Understanding the workflow
Tania Freimuth is lecturer in cinematography at Goldsmiths, University of London, and reports variations in approach over time. “Now digital is so ubiquitous, film has acquired a unique selling point.”
The rigours of film, Freimuth emphasises, can themselves become a valuable instructional tool. “The core of the problem is that most of them arrive, even into an MA course, without even the foundations of exposure or how to use a light meter. This year I got some stills cameras and some rolls of black-and-white stock. We were doing exercises with flags and nets, the zone system and exposure exercises. Initially they were all a bit befuddled but now a few weeks later they’re getting out the meter automatically.”

One issue facing cinematographers new to 16mm is finding an experienced crew, a problem Stapleton has tried to solve. “I also run an AC course, which I started about six years ago, trainingassistants in both digital and film. You can’t shoot film without a crew that knows the procedures of film. You can load incorrectly and not know you’ve done that and that can be a problem. Fault-finding is quite a dark art and it’s made a lot more difficult nowadays because there are so few technicians who really understand the full workflow of film.”

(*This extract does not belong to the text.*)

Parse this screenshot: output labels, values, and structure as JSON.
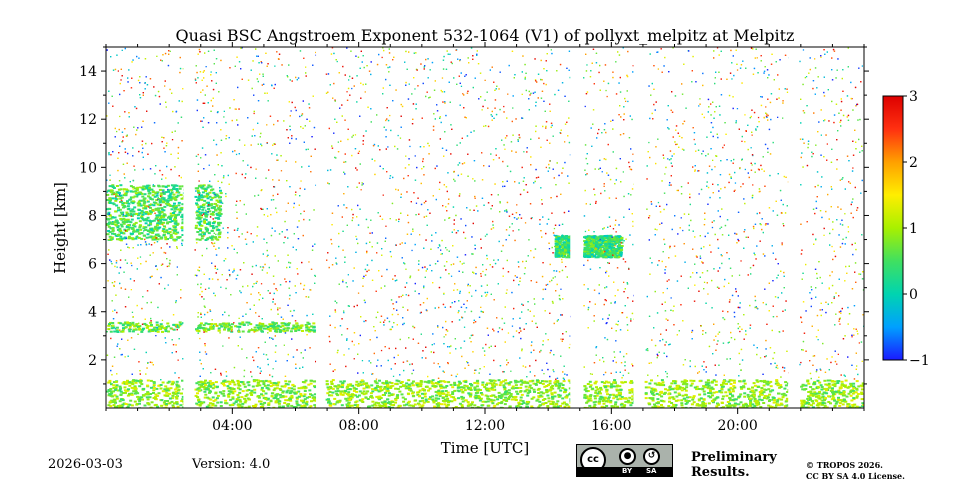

“The headline for me is the discipline of it,” Stapleton reflects. “And by discipline, I mean right across the board. Cinematographers, ACs, lighting crew – the whole crew behaves differently when you shoot on film. I’m quite amazed by the love of film in a certain sense. When technology moves on – let’s take the telephone, for instance – there’s no-one running around saying ‘I’d love to have a landline, it’s so cool!” Is it nostalgia? Is it the genuine difference in the look or, just as important, is it the actual process on set which is very different?”